My suggestion (from a language-design standpoint; I don't know if
you're writing from that direction or as a PL/I implementor, since
this is crossposted) would be to do neither. The point of such a
construction is to allow the compiler to make the fastest possible
code. If the language _guarantees_ either serial or parallel
semantics, there will necessarily be cases where the compiler will
have to pessimize the code due to things that it cannot prove are
independent.
Furthermore, if a person _wants_ serial semantics, they can write a
for-loop, and if they want parallel semantics for a case that requires
a temporary, they can write their own array temporary (which means
they won't be surprised by its existence).

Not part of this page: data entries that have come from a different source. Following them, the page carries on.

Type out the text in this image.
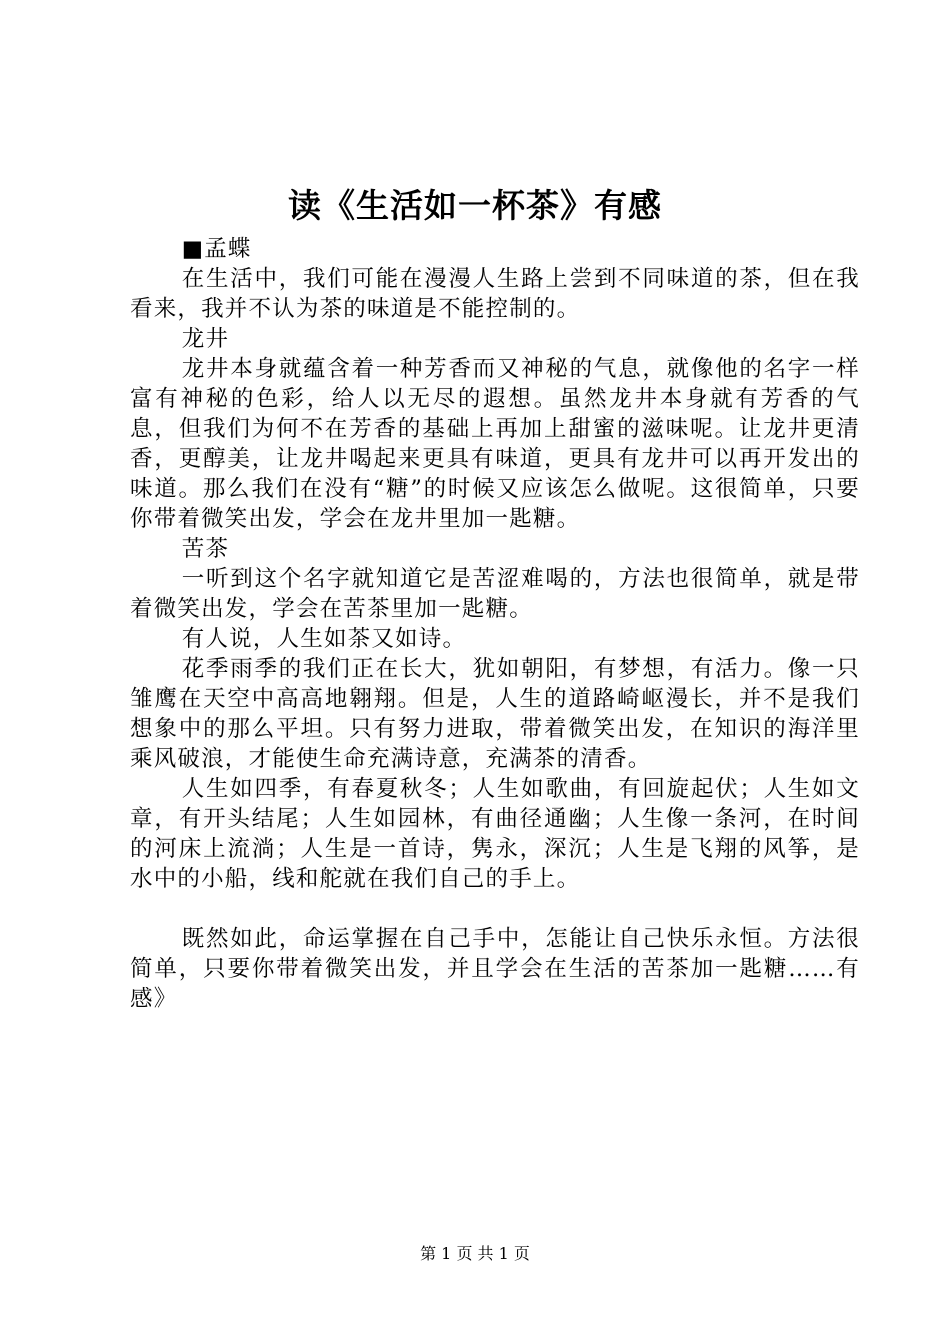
读《生活如一杯茶》有感

■孟蝶

在生活中，我们可能在漫漫人生路上尝到不同味道的茶，但在我看来，我并不认为茶的味道是不能控制的。

龙井

龙井本身就蕴含着一种芳香而又神秘的气息，就像他的名字一样富有神秘的色彩，给人以无尽的遐想。虽然龙井本身就有芳香的气息，但我们为何不在芳香的基础上再加上甜蜜的滋味呢。让龙井更清香，更醇美，让龙井喝起来更具有味道，更具有龙井可以再开发出的味道。那么我们在没有“糖”的时候又应该怎么做呢。这很简单，只要你带着微笑出发，学会在龙井里加一匙糖。

苦茶

一听到这个名字就知道它是苦涩难喝的，方法也很简单，就是带着微笑出发，学会在苦茶里加一匙糖。

有人说，人生如茶又如诗。

花季雨季的我们正在长大，犹如朝阳，有梦想，有活力。像一只雏鹰在天空中高高地翱翔。但是，人生的道路崎岖漫长，并不是我们想象中的那么平坦。只有努力进取，带着微笑出发，在知识的海洋里乘风破浪，才能使生命充满诗意，充满茶的清香。

人生如四季，有春夏秋冬；人生如歌曲，有回旋起伏；人生如文章，有开头结尾；人生如园林，有曲径通幽；人生像一条河，在时间的河床上流淌；人生是一首诗，隽永，深沉；人生是飞翔的风筝，是水中的小船，线和舵就在我们自己的手上。

既然如此，命运掌握在自己手中，怎能让自己快乐永恒。方法很简单，只要你带着微笑出发，并且学会在生活的苦茶加一匙糖……有感》

第 1 页 共 1 页
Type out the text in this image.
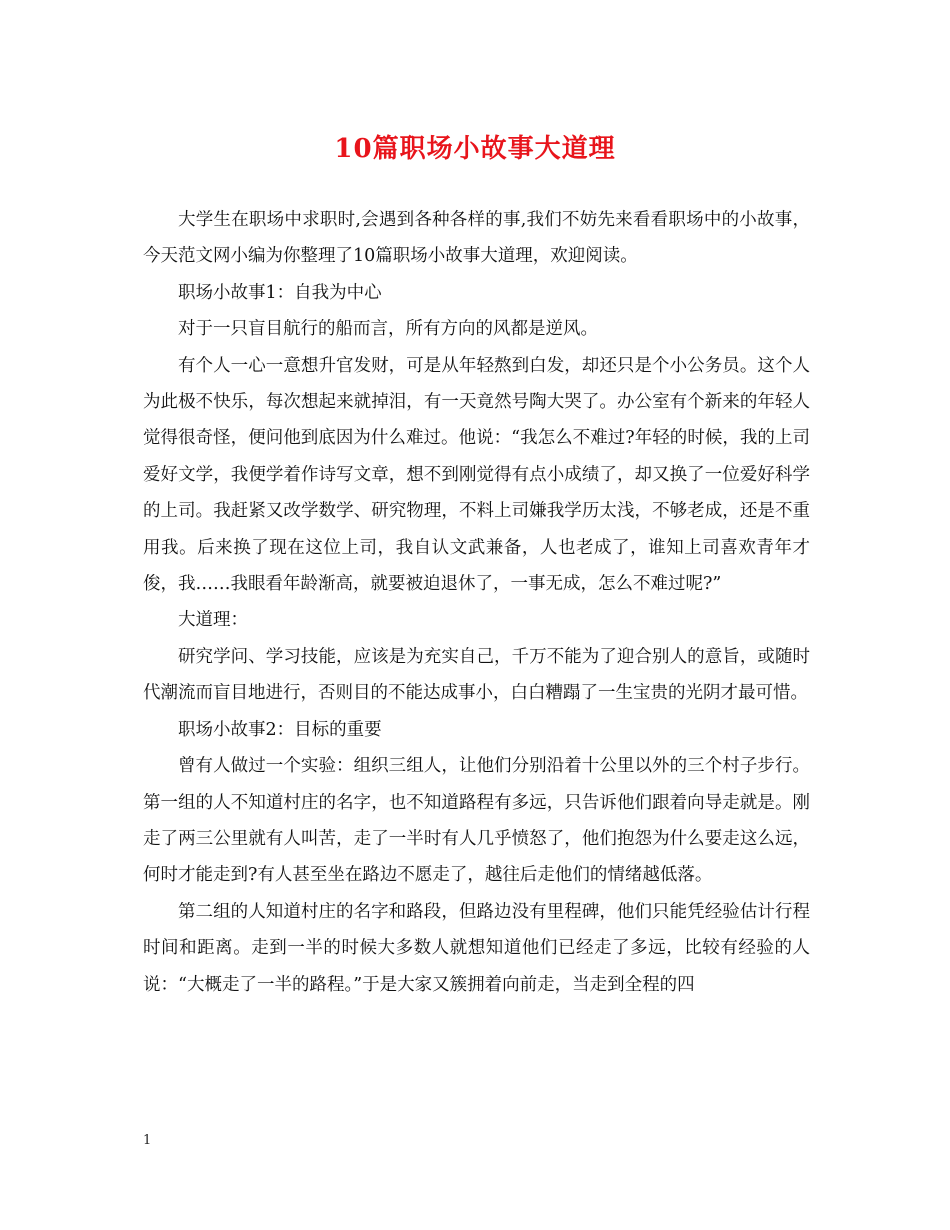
10篇职场小故事大道理

大学生在职场中求职时,会遇到各种各样的事,我们不妨先来看看职场中的小故事，今天范文网小编为你整理了10篇职场小故事大道理，欢迎阅读。

职场小故事1：自我为中心

对于一只盲目航行的船而言，所有方向的风都是逆风。

有个人一心一意想升官发财，可是从年轻熬到白发，却还只是个小公务员。这个人为此极不快乐，每次想起来就掉泪，有一天竟然号陶大哭了。办公室有个新来的年轻人觉得很奇怪，便问他到底因为什么难过。他说：“我怎么不难过?年轻的时候，我的上司爱好文学，我便学着作诗写文章，想不到刚觉得有点小成绩了，却又换了一位爱好科学的上司。我赶紧又改学数学、研究物理，不料上司嫌我学历太浅，不够老成，还是不重用我。后来换了现在这位上司，我自认文武兼备，人也老成了，谁知上司喜欢青年才俊，我……我眼看年龄渐高，就要被迫退休了，一事无成，怎么不难过呢?”

大道理：

研究学问、学习技能，应该是为充实自己，千万不能为了迎合别人的意旨，或随时代潮流而盲目地进行，否则目的不能达成事小，白白糟蹋了一生宝贵的光阴才最可惜。

职场小故事2：目标的重要

曾有人做过一个实验：组织三组人，让他们分别沿着十公里以外的三个村子步行。第一组的人不知道村庄的名字，也不知道路程有多远，只告诉他们跟着向导走就是。刚走了两三公里就有人叫苦，走了一半时有人几乎愤怒了，他们抱怨为什么要走这么远，何时才能走到?有人甚至坐在路边不愿走了，越往后走他们的情绪越低落。

第二组的人知道村庄的名字和路段，但路边没有里程碑，他们只能凭经验估计行程时间和距离。走到一半的时候大多数人就想知道他们已经走了多远，比较有经验的人说：“大概走了一半的路程。”于是大家又簇拥着向前走，当走到全程的四

1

Thus, I would recommend that the language standard say that array
assignments where the right-hand side depends on data which is aliased
with the left-hand side are simply illegal code, and in those cases the
result is undefined.
(It may be useful to relax this, and allow the right-hand side for a
given element to depend on data that is aliased with its own left-hand
side element, but not with other elements in the left-hand side.)
Once you've done that, it _might_ be useful to also include a related
syntax for doing things with parallel semantics and generation of
temporaries as necessary. But I think that's of secondary use.